Although all chicks usually hatch within a few hours, hatching may take as long as a day. During this time, the hen keeps the brood warm, but the youngsters emerge from under her breast for short periods. Then, while making low vocalizations, the hen leads the chicks, each weighing about 15 g, from the nest. At first the family hunts for food in the vicinity of the nest, but it then ranges over an increasingly large area and can travel considerable distances in search of suitable food.
Feeding habits
Chicks need a high-protein diet for rapid growth. After eating the yolk sac from which they hatched, they begin to pick up a variety of objects, especially caterpillar, other invertebrates, flowers, and seeds.
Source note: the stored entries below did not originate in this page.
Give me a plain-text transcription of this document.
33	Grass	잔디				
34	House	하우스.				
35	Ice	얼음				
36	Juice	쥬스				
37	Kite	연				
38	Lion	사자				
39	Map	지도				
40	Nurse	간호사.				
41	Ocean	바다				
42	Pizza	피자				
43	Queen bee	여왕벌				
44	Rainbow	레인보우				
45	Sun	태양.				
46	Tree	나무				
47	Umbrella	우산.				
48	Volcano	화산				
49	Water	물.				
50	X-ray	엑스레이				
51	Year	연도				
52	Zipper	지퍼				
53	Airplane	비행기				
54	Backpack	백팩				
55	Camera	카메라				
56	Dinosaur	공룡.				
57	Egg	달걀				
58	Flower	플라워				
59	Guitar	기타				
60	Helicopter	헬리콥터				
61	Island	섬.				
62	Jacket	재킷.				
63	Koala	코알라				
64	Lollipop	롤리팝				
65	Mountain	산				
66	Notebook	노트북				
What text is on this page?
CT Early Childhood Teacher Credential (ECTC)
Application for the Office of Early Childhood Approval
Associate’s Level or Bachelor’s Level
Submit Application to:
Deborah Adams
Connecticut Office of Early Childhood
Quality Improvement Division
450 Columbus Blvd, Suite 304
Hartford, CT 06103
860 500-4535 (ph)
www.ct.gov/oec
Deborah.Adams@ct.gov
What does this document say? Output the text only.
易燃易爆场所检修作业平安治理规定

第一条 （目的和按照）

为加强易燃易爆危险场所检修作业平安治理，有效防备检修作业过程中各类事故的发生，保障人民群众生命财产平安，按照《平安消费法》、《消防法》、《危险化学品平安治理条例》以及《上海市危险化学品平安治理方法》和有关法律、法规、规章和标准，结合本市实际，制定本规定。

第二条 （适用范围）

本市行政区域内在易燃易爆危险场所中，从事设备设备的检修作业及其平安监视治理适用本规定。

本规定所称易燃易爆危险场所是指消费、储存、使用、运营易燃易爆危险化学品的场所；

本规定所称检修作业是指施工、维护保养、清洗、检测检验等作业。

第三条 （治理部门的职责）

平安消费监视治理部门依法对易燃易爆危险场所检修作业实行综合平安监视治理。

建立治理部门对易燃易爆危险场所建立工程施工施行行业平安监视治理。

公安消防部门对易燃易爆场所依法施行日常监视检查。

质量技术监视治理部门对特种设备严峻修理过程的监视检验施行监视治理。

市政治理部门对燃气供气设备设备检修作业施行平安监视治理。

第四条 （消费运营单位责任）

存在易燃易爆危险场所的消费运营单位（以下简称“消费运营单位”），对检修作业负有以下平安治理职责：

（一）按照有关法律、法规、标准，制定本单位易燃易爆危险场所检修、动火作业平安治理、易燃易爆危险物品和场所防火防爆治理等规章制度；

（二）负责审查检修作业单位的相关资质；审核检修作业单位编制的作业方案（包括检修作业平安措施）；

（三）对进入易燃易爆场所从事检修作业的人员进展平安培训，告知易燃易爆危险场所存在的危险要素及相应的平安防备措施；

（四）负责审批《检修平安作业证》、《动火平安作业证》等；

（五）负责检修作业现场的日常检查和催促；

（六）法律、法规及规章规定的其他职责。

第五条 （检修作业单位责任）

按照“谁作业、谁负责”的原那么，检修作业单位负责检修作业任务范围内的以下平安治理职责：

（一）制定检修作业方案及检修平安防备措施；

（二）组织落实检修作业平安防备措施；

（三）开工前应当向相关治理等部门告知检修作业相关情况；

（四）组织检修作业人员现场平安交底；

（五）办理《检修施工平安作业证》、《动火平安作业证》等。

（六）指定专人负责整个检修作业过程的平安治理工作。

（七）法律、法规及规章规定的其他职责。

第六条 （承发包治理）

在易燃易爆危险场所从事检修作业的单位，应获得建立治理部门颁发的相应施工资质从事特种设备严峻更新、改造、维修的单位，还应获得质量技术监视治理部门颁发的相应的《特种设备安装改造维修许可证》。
Winter is the critical time, as the choice and quantity of food are reduced to the few plants found above the snow or in windswept places. Ptarmigans eat the seeds, buds, and twigs of low willows, alders, and dwarf birches.Rock Ptarmigans are adept at scratching in shallow snow to reach buried vegetation such as the ground-hugging purple saxifrage. They also take advantage of feeding craters made by caribou, muskoxen, and arctic hares. White-tailed Ptarmigans supplement their diet with the needles and buds of spruces, pines, and firs.
Conservation
This grouse has a discontinuous distribution in arctic, boreal and alpine regions of North America and Eurasia. It lives at greater altitude or latitude than the Red Grouse (Lagopus lagopus) mainly above the tree line. The races helveticus of the Alps and pyrenaicus of the Pyrenees are adversely affected by degradation of their habitat and by disturbance from tourism development
Migration
Longer movements occur in some arctic populations. Spitsbergen population makes inter-island movements in some years. In Iceland, endemic race islandorum nomadic in winter, moving about freely under influence of snow cover and food availability, with ringing recoveries up to 275 km.